Penelitian ini dirancang menggunakan pemodelan Maximum Entropy dalam
memprediksi kesesuaian habitat ikan yang kemudian ditransformasi untuk menduga
zona potensial penangkapan ikan. Maximum Entropy adalah model yang dapat
menduga distribusi probabilitas entropy secara maksimum, dengan memperkirakan
data yang paling seragam dan paling dekat. Model zona potensial penangkapan ikan
pelagis di Perairan Palabuhanratu yang diharapkan dapat dimanfaatkan Pusat
Informasi Pelabuhan Perikanan (PIPP) untuk melakukan update informasi daerah
penangkapan ikan untuk nelayan Palabuhanratu ataupun sebagai bahan pembuatan
sistem informasi pendugaan zona potensial penangkapan ikan oleh PPN
Palabuhanratu. Strategi implementasi model dirumuskan menggunakan
Interpretative Structural Model (ISM).
Tujuan dari penelitian ini adalah (1) menganalisis spasial sebaran
variabilitas suhu permukaan air laut dan konsentrasi klorofil-a serta hubungannya
terhadap produksi ikan pelagis, (2) menganalisis musim penangkapan ikan pelagis
serta hubungannya terhadap variasi konsentrasi klorofil-a dan suhu permukaan airlaut,
(3) melakukan pemodelan kesesuaian habitat ikan untuk menentukan zona
potensial penangkapan ikan pelagis di perairan Palabuhanratu dengan Maximum
Entropy, (4) merumuskan strategi implementasi pemodelan zona potensial
penangkapan ikan pelagis di Perairan Palabuhanratu.
Penelitian ini terbagi menjadi empat tahapan. Tahap pertama adalah tahap
pengumpulan dan eksplorasi data. Tahapan kedua adalah pengolahan data citra
satelit yang menghasilkan peta sebaran spasial suhu permukaan laut dan konsentrasi
klorofil-a setiap bulannya dari tahun 2016-2020 serta analisis spasial dari parameter
arus, salinitas dan kedalaman. Tahapan ketiga adalah melakukan pengolahaan data
dengan Maximum Entorpy menggunakan data olahan tahapan pertama dan data
posisi kapal penangkapan yang diambil dari data VMS Indonesia, logbook dan hasil
wawancara. Pada tahapan ini dihasilkan peta zona potensial penangkapan ikan
berdasarkan nilai Habitat Suitability Index (HSI). Model yang dihasilkan dievaluasi
kesesuaiannya menggunakan kurva Receiver Operating Characteristic (ROC).
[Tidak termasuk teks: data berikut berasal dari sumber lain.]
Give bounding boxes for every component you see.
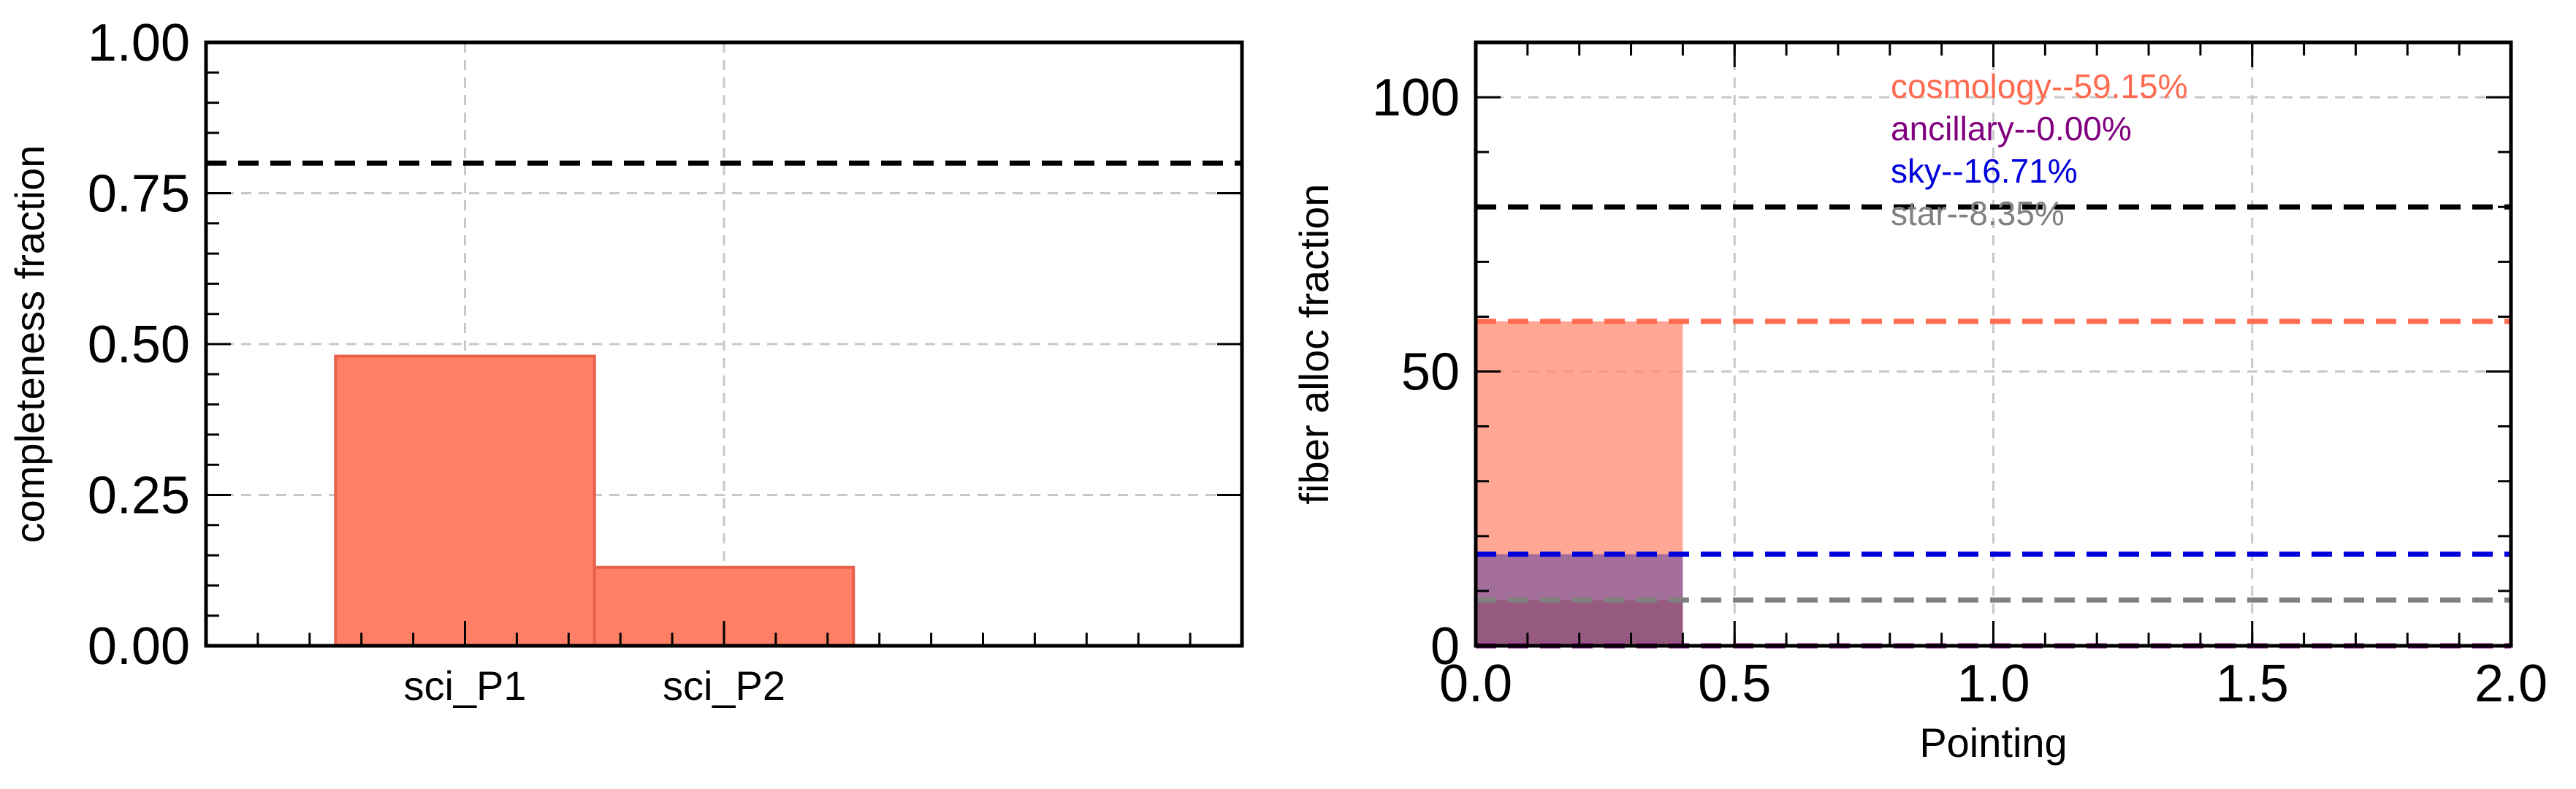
right-bars <box>1476 321 1683 646</box>
left-ytick-label: 0.75 <box>88 165 190 224</box>
left-ytick-label: 1.00 <box>88 14 190 72</box>
right-ytick-label: 100 <box>1372 69 1460 127</box>
left-bar-sci_P1 <box>334 354 596 647</box>
left-category-label: sci_P1 <box>403 663 526 709</box>
right-panel: 0.0 0.5 1.0 1.5 2.0 0 50 100 cosmology--59.15%… <box>1291 40 2548 766</box>
right-ytick-labels: 0 50 100 <box>1372 69 1460 676</box>
left-category-labels: sci_P1 sci_P2 <box>403 663 785 709</box>
right-ytick-label: 50 <box>1401 343 1460 402</box>
right-x-axis-label: Pointing <box>1919 720 2067 766</box>
right-ytick-label: 0 <box>1430 617 1460 676</box>
left-ytick-label: 0.00 <box>88 617 190 676</box>
right-y-axis-label: fiber alloc fraction <box>1291 184 1337 505</box>
right-axes-frame <box>1474 40 2513 648</box>
left-panel: 0.00 0.25 0.50 0.75 1.00 sci_P1 sci_P2 comple… <box>7 14 1244 709</box>
right-xtick-label: 0.5 <box>1698 655 1771 713</box>
left-axes-frame <box>204 40 1244 648</box>
left-y-axis-label: completeness fraction <box>7 145 53 544</box>
right-xtick-label: 0.0 <box>1439 655 1512 713</box>
left-ytick-label: 0.50 <box>88 316 190 374</box>
right-xtick-labels: 0.0 0.5 1.0 1.5 2.0 <box>1439 655 2548 713</box>
left-bars <box>334 354 856 647</box>
right-legend-star: star--8.35% <box>1891 194 2065 232</box>
right-legend-cosmology: cosmology--59.15% <box>1891 67 2188 105</box>
right-legend-sky: sky--16.71% <box>1891 152 2078 190</box>
right-gridlines <box>1476 42 2511 646</box>
left-ytick-label: 0.25 <box>88 467 190 525</box>
left-category-label: sci_P2 <box>663 663 785 709</box>
left-ytick-labels: 0.00 0.25 0.50 0.75 1.00 <box>88 14 190 676</box>
right-xtick-label: 1.0 <box>1956 655 2030 713</box>
right-legend: cosmology--59.15% ancillary--0.00% sky--16… <box>1891 67 2188 232</box>
right-xtick-label: 2.0 <box>2474 655 2548 713</box>
right-xtick-label: 1.5 <box>2216 655 2289 713</box>
left-gridlines <box>206 42 1242 646</box>
right-legend-ancillary: ancillary--0.00% <box>1891 110 2132 148</box>
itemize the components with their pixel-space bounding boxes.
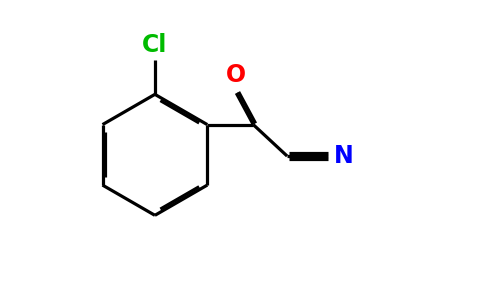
Text: N: N (334, 144, 354, 168)
Text: O: O (226, 63, 246, 87)
Text: Cl: Cl (142, 33, 167, 57)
Tahapan keempat adalah merumuskan strategi implementasi program
menggunakan metode Interpretative Structural Model (ISM). Interpretative
Structural Model (ISM) disusun berdasarkan data yang dihasilkan dari proses
diskusi dan pengumpulan pendapat dari pakar dan para pelaku sistem.
Hasil penelitian ini menunjukkan adanya fenomena Indian Ocean Dipole
(IOD) fase negatif pada tahun 2016 dan fase positif pada tahun 2019. Fenomena ini
memengaruhi sebaran nilai klorofil-a dan suhu permukaan laut di perairan
Palabuhanratu. Musim penangkapan ikan tongkol dan cakalang memiliki hubungan
yang erat terhadap fluktuasi bulanan nilai suhu permukaan laut dan klorofil-a.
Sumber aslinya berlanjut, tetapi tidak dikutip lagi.